[发明专利]用于检测肿瘤细胞内microRNA-203的双光子荧光纳米探针及其制备方法和应用

权利要求书

1.一种用于检测肿瘤细胞内microRNA-203的双光子荧光纳米探针，其特征在于，包括双光子硅纳米颗粒、羧基荧光素和发夹结构DNA，所述双光子硅纳米颗粒上修饰了发夹DNA1，发夹DNA2上修饰了所述羧基荧光素，所述双光子硅纳米颗粒作为能量供体，所述羧基荧光素作为荧光受体。

2.根据权利要求1所述的用于检测肿瘤细胞内microRNA-203的双光子荧光纳米探针，其特征在于，所述发夹DNA1的序列为：5'-TTT AGG ACC ACT AGG GTG TGT GTG GGC TAGTGG TCC TAAACATTTCAC-NH₂-3'，所述发夹DNA2的序列为：5'-GGT GTG TGT GGG(T-FAM)TTAGGACCACTAGCC CAC ACA CAC CCT AGT GGT-3'。

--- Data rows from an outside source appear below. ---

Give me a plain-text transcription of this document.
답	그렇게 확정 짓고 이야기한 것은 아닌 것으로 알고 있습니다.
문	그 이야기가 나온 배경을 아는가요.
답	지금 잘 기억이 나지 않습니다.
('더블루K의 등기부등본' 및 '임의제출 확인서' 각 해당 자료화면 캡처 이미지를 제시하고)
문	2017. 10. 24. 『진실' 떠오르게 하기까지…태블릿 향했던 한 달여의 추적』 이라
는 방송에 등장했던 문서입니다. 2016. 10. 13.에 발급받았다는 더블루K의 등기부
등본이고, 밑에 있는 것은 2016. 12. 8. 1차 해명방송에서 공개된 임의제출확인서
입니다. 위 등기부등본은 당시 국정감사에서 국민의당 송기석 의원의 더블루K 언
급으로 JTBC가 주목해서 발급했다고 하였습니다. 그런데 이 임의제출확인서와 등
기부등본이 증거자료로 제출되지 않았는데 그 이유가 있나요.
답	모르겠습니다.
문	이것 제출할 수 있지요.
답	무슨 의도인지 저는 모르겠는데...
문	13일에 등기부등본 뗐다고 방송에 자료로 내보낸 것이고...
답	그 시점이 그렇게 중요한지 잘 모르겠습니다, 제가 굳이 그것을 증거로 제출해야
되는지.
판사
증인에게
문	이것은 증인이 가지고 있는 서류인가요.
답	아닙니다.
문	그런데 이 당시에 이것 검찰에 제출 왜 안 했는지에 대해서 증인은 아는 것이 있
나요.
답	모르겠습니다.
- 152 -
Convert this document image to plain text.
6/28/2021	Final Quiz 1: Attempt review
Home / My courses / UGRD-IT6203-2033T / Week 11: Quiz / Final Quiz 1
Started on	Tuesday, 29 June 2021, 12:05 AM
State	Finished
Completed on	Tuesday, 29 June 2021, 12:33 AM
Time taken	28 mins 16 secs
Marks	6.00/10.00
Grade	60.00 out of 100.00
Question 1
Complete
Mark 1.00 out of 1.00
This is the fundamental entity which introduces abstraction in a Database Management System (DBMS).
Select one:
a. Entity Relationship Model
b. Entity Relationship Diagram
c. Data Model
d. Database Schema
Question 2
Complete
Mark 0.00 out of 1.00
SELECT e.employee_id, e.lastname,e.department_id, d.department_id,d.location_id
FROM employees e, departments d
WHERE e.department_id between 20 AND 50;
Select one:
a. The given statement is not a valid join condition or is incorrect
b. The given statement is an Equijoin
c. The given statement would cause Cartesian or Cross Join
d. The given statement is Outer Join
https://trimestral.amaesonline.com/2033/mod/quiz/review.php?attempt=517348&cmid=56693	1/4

3.一种如权利要求1或2所述的用于检测肿瘤细胞内microRNA-203的双光子荧光纳米探针的制备方法，其特征在于，包括以下步骤：

S1、合成双光子硅纳米颗粒TP-SiNPs；

S2、发夹DNA1修饰双光子硅纳米颗粒制备TP-SiNPs@H₁；

S3、在发夹DNA2上修饰羧基荧光素FAM，得到H₂-FAM。

4.根据权利要求3所述的用于检测肿瘤细胞内microRNA-203的双光子荧光纳米探针的制备方法，其特征在于，所述步骤S1具体包括：

S11、将2-萘甲酸添加到的含有DIPEA和HATU的DMF中，在冰浴中反应0.5-1.5小时，加入APTES并在室温下搅拌1-2小时；

S12、将步骤S11得到的混合物倒入冰水中，产生沉淀，沉淀经真空过滤机分离，硅胶柱层析纯化，得到固体粗产物；

S13、将TEOS溶解在乙醇中，逐滴加入步骤S12得到的固体粗产物中，再滴加三乙醇胺，搅拌反应1-2小时，离心收集反应物并用乙醇洗涤数次；

S14、将步骤S13得到的反应物溶解在乙醇中，加入戊二酸酐，搅拌3-5小时，离心并洗去未反应的戊二酸酐，冷冻干燥得到双光子硅纳米颗粒TP-SiNPs。

5.根据权利要求3所述的用于检测肿瘤细胞内microRNA-203的双光子荧光纳米探针的制备方法，其特征在于，所述步骤S2具体包括：

S21、将EDC和sulfo-NHS添加到含有双光子硅纳米颗粒TP-SiNPs的MES缓冲液，反应8-12小时，超滤离心除去过量的EDC和sulfo-NHS，得到羧基活化的TP-SiNPs；

S22、将羧基活化的TP-SiNPs分散在HEPES缓冲液中，并与发夹DNA1溶液混合，在3-7℃下反应40-56小时；

S23、用Tris缓冲液超滤离心清洗数次，得到发夹DNA1修饰双光子硅纳米颗粒TP-SiNPs@H₁。

6.根据权利要求3所述的用于检测肿瘤细胞内microRNA-203的双光子荧光纳米探针的制备方法，其特征在于，所述步骤S3具体包括：

得到发夹DNA2后，将C6-dT amino-linker加到胸腺嘧啶残基上，修饰后氨基与主链相距10个原子，通过有机合成的方法将羧基荧光素FAM标记在发夹DNA2的序列上，得到H₂-FAM。

7.根据权利要求3所述的用于检测肿瘤细胞内microRNA-203的双光子荧光纳米探针的制备方法，其特征在于，发夹DNA1和发夹DNA2通过亚磷酰胺三酯法合成，合成的方向为：待合成引物的3’端向5’端合成，相邻的核苷酸通过3’-5’磷酸二酯键连接。

8.如权利要求1或2所述的用于检测肿瘤细胞内microRNA-203的双光子荧光纳米探针在组织成像/活体成像中的应用。